By 3 I was rushing to get Briar and trying to give the road my attention. I felt like a rubberband with no more snap. Making it home without incident was something for which I genuinely spent a moment uttering a silent thank you. The time between unlocking the door and welcoming Sean home to hours later was filled with attempts to play. The 58 degree weather begged us to come out, but the yard was a 50/50 split os treacherous ice and 3′ snow that wouldn’t hold us. The wind finally chased us in, where I found a flurry of emails demanding more from me.
Not twenty minutes after Sean got home we got the call that his mom was at the ER. Nothing life-threatening, but distressing all the same. After a visit, dinner and stories we all went down for the night like it was our last.
This morning the air is once again cold and punishing, the blues are wafting through the house trying to lay claim on our spirits. I bat them away, trying to conquer them while saving enough fight for the next wave of whatever may come.

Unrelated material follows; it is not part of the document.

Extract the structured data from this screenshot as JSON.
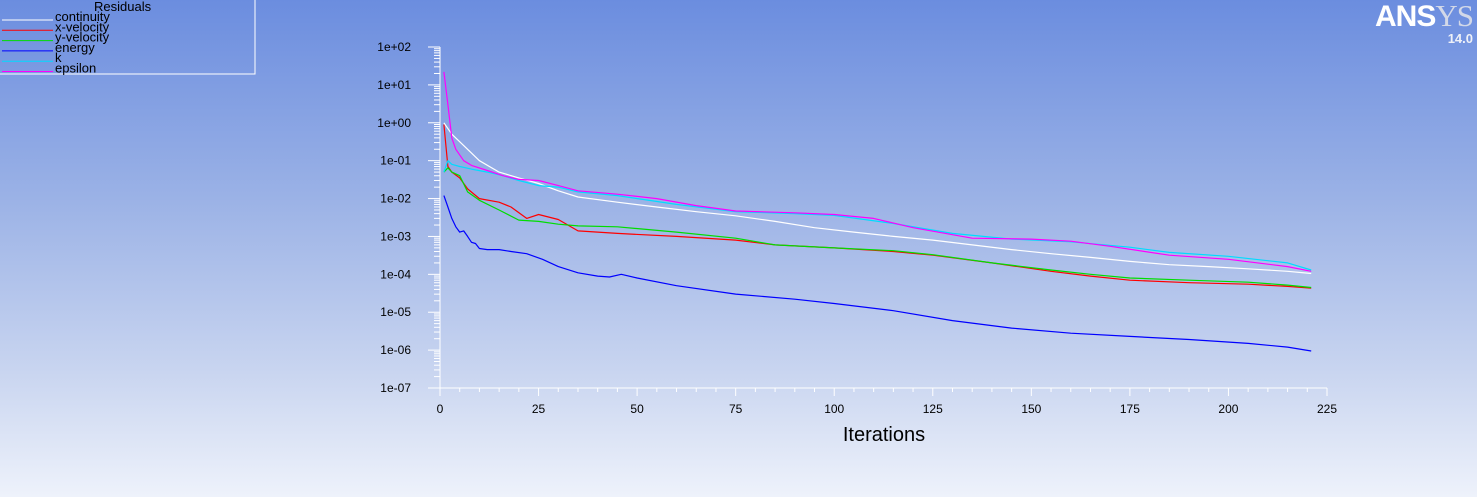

Rather than trying to make sense of it all, I am calling on the younger Amanda. She always knew how to see the good. She’d sit up on a craggy hill, beneath a twisted old shrub, the branches curving to accommodate her wiry body, and she’d dream up some happy. No need for playmates or glittery toys. She had everything she needed. So I’m filling up a rag tag basket with memories, I’m counting them again and again and whispering thanks. Because despite uneven ground and wicked bumps, I know there is a good.